Different ways of using cocaine can produce different adverse effects. For example, regularly snorting cocaine can lead to swallowing problems, hoarseness, loss of the sense of smell, nosebleeds, and a chronically runny nose. Cocaine that is eaten can cause reduced blood flow, leading to bowel problems.

How Long Can Stimulants, Such as Cocaine and Methamphetamine, Be Detected In the User’s Body?

There is no hard and fast rule for how long a drug will be detectable in one’s system. Generally, traces of these stimulants can be detected by standard urine testing methods several days after use. The exact length of time varies from person to person and from test to test. It can also depend on the amount of drug used.

What Happens If a Person Drinks Alcohol and Uses Cocaine at the Same Time?

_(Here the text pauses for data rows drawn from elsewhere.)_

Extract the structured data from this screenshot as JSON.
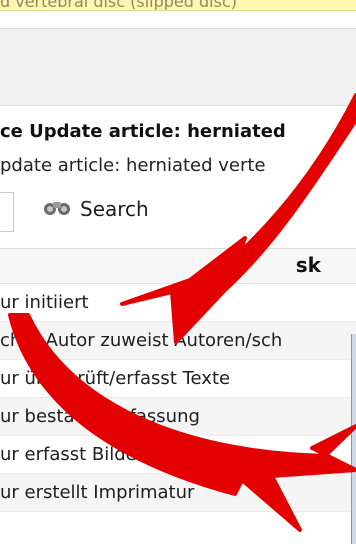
{
  "top_notice": {
    "text": "d vertebral disc (slipped disc)"
  },
  "title": {
    "text": "ce Update article: herniated"
  },
  "subtitle": {
    "text": "pdate article: herniated verte"
  },
  "search": {
    "button_label": "Search",
    "icon_name": "binoculars-icon"
  },
  "table": {
    "header": "sk",
    "rows": [
      "ur initiiert",
      "cher Autor zuweist Autoren/sch",
      "ur überprüft/erfasst Texte",
      "ur bestätigt Erfassung",
      "ur erfasst Bilder",
      "ur erstellt Imprimatur"
    ]
  },
  "colors": {
    "annotation_red": "#e30000",
    "highlight_yellow": "#fff6b3",
    "toolbar_gray": "#f1f1f1",
    "panel_blue": "#7b98c7"
  }
}
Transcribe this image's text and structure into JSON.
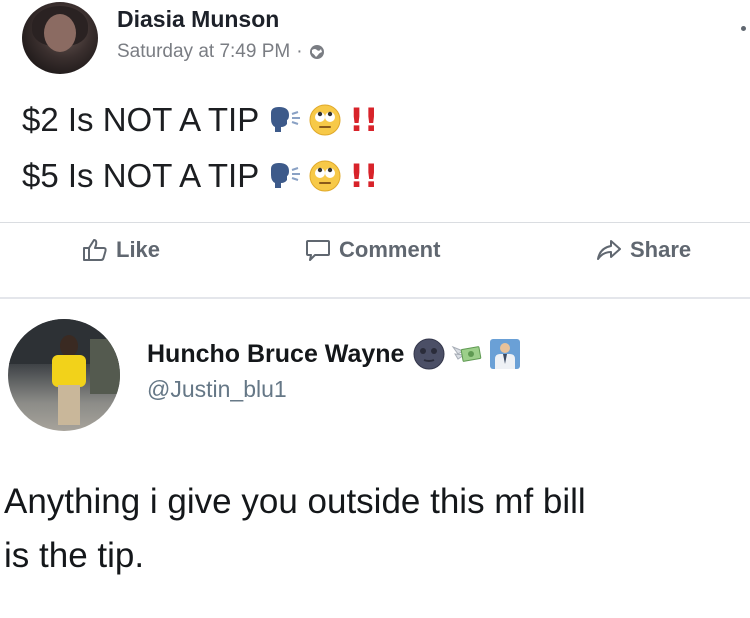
{
  "facebook_post": {
    "author": "Diasia Munson",
    "timestamp": "Saturday at 7:49 PM",
    "separator": "·",
    "privacy_icon": "globe-icon",
    "lines": [
      {
        "text": "$2 Is NOT A TIP",
        "emojis": [
          "speaking-head",
          "face-with-rolling-eyes"
        ],
        "emphasis": "!!"
      },
      {
        "text": "$5 Is NOT A TIP",
        "emojis": [
          "speaking-head",
          "face-with-rolling-eyes"
        ],
        "emphasis": "!!"
      }
    ],
    "actions": {
      "like_label": "Like",
      "comment_label": "Comment",
      "share_label": "Share"
    }
  },
  "tweet": {
    "display_name": "Huncho Bruce Wayne",
    "name_emojis": [
      "new-moon-face",
      "money-with-wings",
      "man-in-business-suit"
    ],
    "handle": "@Justin_blu1",
    "text_line_1": "Anything i give you outside this mf bill",
    "text_line_2": "is the tip."
  },
  "colors": {
    "action_gray": "#606770",
    "meta_gray": "#7a7d83",
    "handle_gray": "#657786",
    "bang_red": "#d8232a"
  }
}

Taken in combination, alcohol and cocaine are converted by the body to a substance called cocaethylene. Cocaethylene lasts longer in the brain and is more toxic than either drug alone. The mixture of cocaine and alcohol is the most common two-drug combination that results in drug-related death.

Are Stimulants Addictive?

Cocaine, methamphetamine, and amphetamines are highly addictive. After trying stimulants, an individual may have difficulty predicting or controlling the extent to which he or she will continue to use the drug. The stimulant and addictive effects are thought to be primarily a result of the drugs’ ability to inhibit the reabsorption of dopamine by nerve cells.

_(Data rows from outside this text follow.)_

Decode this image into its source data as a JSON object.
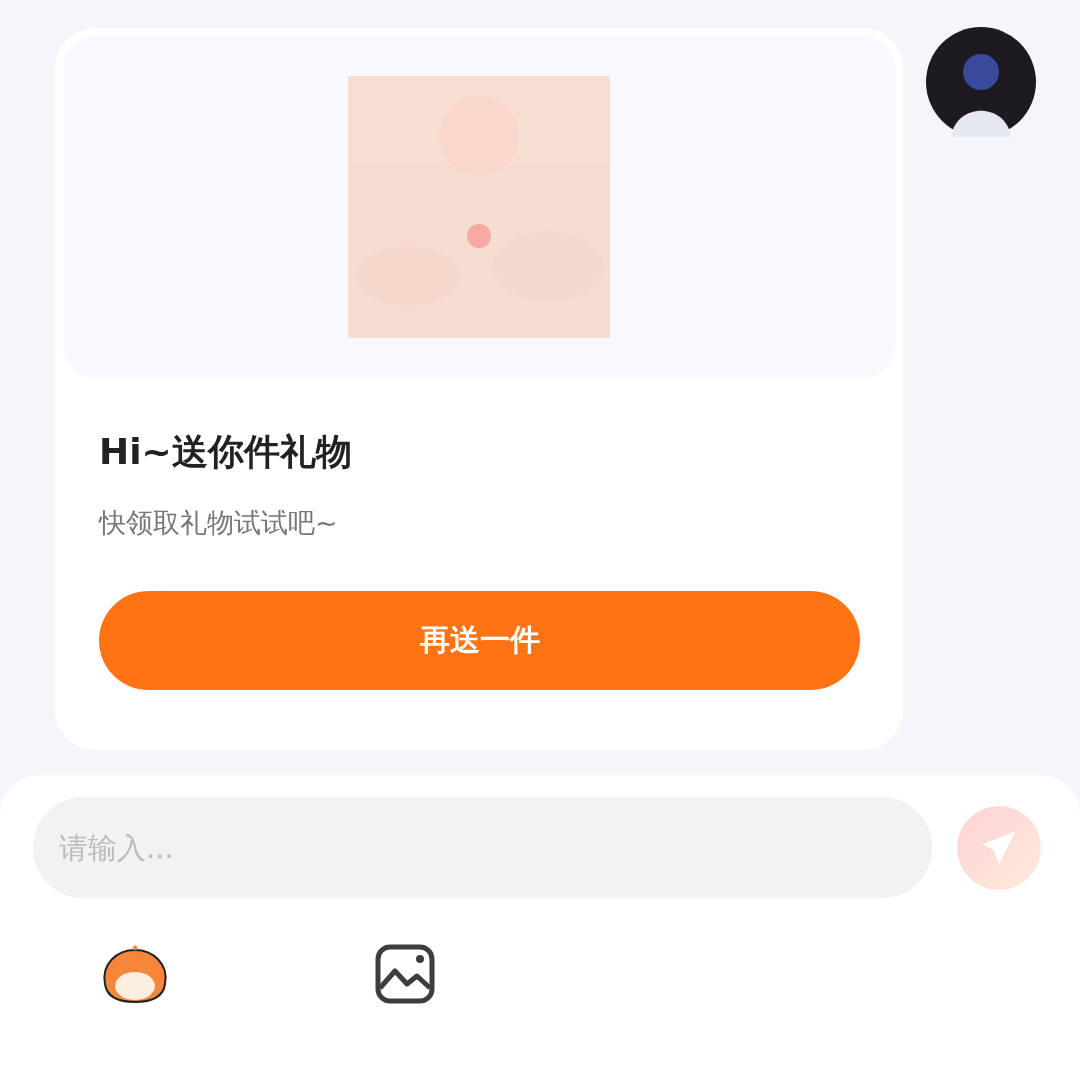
{
  "message": {
    "title": "Hi~送你件礼物",
    "subtitle": "快领取礼物试试吧~",
    "button": "再送一件"
  },
  "composer": {
    "placeholder": "请输入..."
  }
}
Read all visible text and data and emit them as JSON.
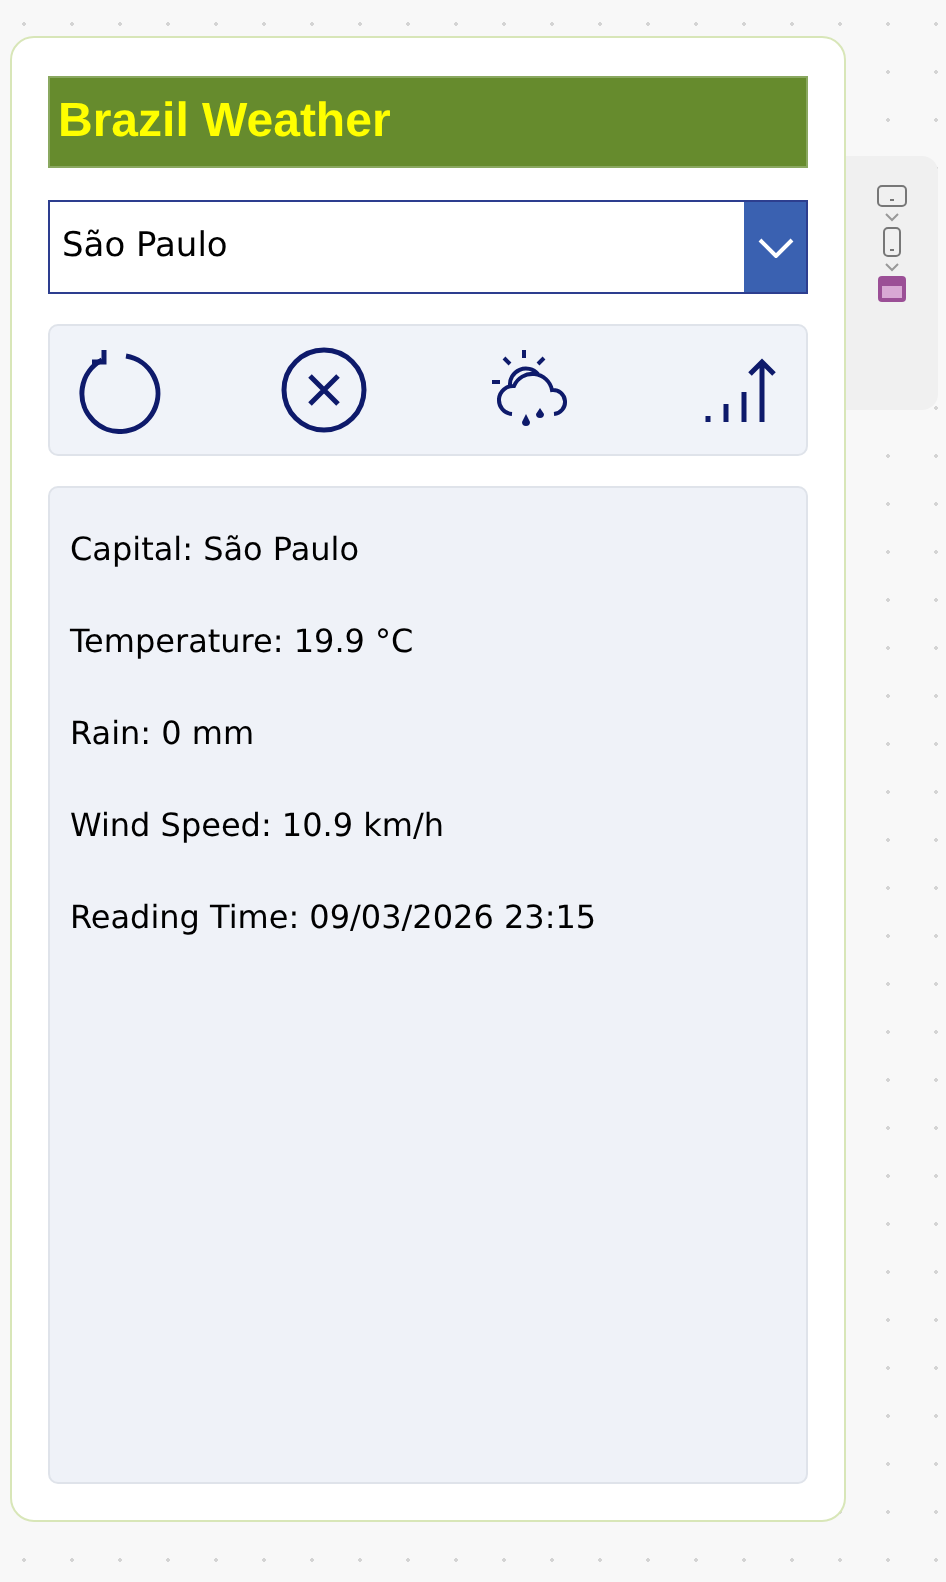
{
  "title": "Brazil Weather",
  "city_dropdown": {
    "value": "São Paulo"
  },
  "details": [
    "Capital: São Paulo",
    "Temperature: 19.9 °C",
    "Rain: 0 mm",
    "Wind Speed: 10.9 km/h",
    "Reading Time: 09/03/2026 23:15"
  ]
}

Can a User Develop a Tolerance to Cocaine?

Many cocaine addicts report that they seek but fail to achieve as much pleasure as they did from their first experience, suggesting tolerance to some effects of cocaine. Some users increase their doses to intensify and prolong the euphoric effects. Users can also become more sensitive to cocaine’s anesthetic and convulsant effects over time. This increased sensitivity may explain why some deaths occur after apparently low doses of cocaine.

Medical and Aesthetic Consequences of Stimulant Use

Cocaine:
Cocaine use has been linked to many types of heart disease. Cocaine has been found to trigger chaotic heart rhythms, called ventricular fibrillation; accelerate heartbeat and breathing; and increase blood pressure and body temperature. Physical symptoms may include chest pain, nausea, blurred vision, fever, muscle spasms, convulsions and coma.

Different routes of cocaine administration can produce different adverse effects. Regularly snorting cocaine, for example, can lead to loss of sense of smell, nosebleeds, problems with swallowing, hoarseness, and an overall irritation of the nasal septum, which can lead to a chronically inflamed, runny nose. Ingested cocaine can cause severe bowel gangrene, due to reduced blood flow. And, persons who inject cocaine have puncture marks and “tracks,” most commonly in their forearms. Intravenous cocaine users may also experience an allergic reaction, either to the drug, or to some additive in street cocaine, which can result, in severe cases, in death. Because cocaine has a tendency to decrease food intake, many chronic cocaine users lose their appetites and can experience significant weight loss and malnourishment.

Meth:
Meth reduces the amount of protective saliva around the teeth. People who use met also tend to drink a lot of sugary soda and clench their jaws – all of which can cause what’s known as “meth mouth.” Meth users sometimes hallucinate that insects are creeping on top of or underneath their skin (called formication). The person will pick or scratch their skin, trying to get rid of the imaginary “crank bugs”….soon their face and arms are covered with open sores that can get infected.